17. Most people make mistakes more often. Do not focus on the media, believe only the current market situation. Sometimes it is more profitable to do the opposite of conventional wisdom.
18. If the transaction did not bring profit immediately, either flip the position or exit this instrument altogether.
19. Do not use averaging if the trade remains unprofitable all the time. Close or flip the position/part of the position.

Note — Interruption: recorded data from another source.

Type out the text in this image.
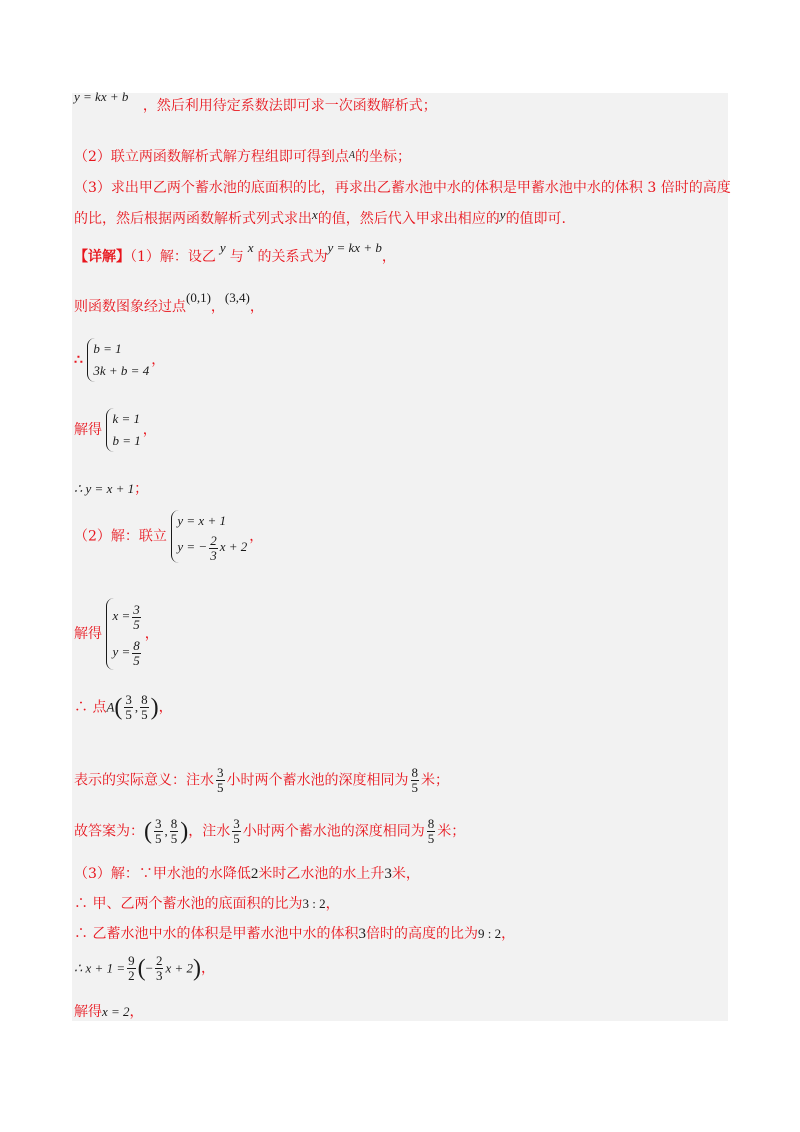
y = kx + b ，然后利用待定系数法即可求一次函数解析式；
（2）联立两函数解析式解方程组即可得到点$^A$的坐标；
（3）求出甲乙两个蓄水池的底面积的比，再求出乙蓄水池中水的体积是甲蓄水池中水的体积 3 倍时的高度
的比，然后根据两函数解析式列式求出x的值，然后代入甲求出相应的y的值即可.
【详解】（1）解：设乙y与x的关系式为y = kx + b，
则函数图象经过点(0,1)，(3,4)，
∴
b = 1
3k + b = 4
，
解得
k = 1
b = 1
，
∴ y = x + 1；
（2）解：联立
y = x + 1
y = − $\frac{2}{3}$ x + 2
，
解得
$x = \frac{3}{5}$
$y = \frac{8}{5}$
，
∴ 点$A( \frac{3}{5}$ , $\frac{8}{5}$ )，
表示的实际意义：注水 $\frac{3}{5}$ 小时两个蓄水池的深度相同为 $\frac{8}{5}$ 米；
故答案为：( $\frac{3}{5}$ , $\frac{8}{5}$ )，注水 $\frac{3}{5}$ 小时两个蓄水池的深度相同为 $\frac{8}{5}$ 米；
（3）解：∵甲水池的水降低2米时乙水池的水上升3米，
∴ 甲、乙两个蓄水池的底面积的比为3 : 2，
∴ 乙蓄水池中水的体积是甲蓄水池中水的体积3倍时的高度的比为9 : 2，
∴ $x + 1 = \frac{9}{2}$ (− $\frac{2}{3}$ x + 2)，
解得x = 2，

20. Avoid long-term planning, as periods of crises are shortened. 21. Don’t be afraid of the short, but use it correctly. For the most part, people want to put money into growth and this is quite understandable. Before the disruption of the balance of the economic system on the planet, any enterprise could only bring income. After the introduction of paper money, the situation became poorly predictable. The appearance of paper money has created strong imbalances and financial holes in the world economy, which has led to the enrichment of parasitic countries that produce the issue of their money, not tied to the commodity mass, violating the laws of Karl Marx, and sucking money out of the working countries. This became possible due to the elimination of state control over the activities of banks and the subordination of state structures to global banking syndicates. The population was given to them to be torn to pieces, absolutely unprotected from usury. As a result, this has led to the fact that no company can now show growing or at least stable profits all the time, because processes such as inflation, constant price hikes for basic goods, currencies, unpredictable interest rates on loans, inept actions of Central Banks do not allow companies to plan their activities and create a lot of unnecessary risks. Stock markets have become very volatile, sometimes not even allowing you to enter into a deal, which is completely abnormal. In order to benefit from such markets, it is inevitably necessary to perform short operations from time to time. In fact, short is no different from Long, but it causes panic fear in most people. Apply the basic principles described above and use stops to manage a short trade as easily as a long one. In addition, short trades have a number of valuable advantages, which we will discuss below.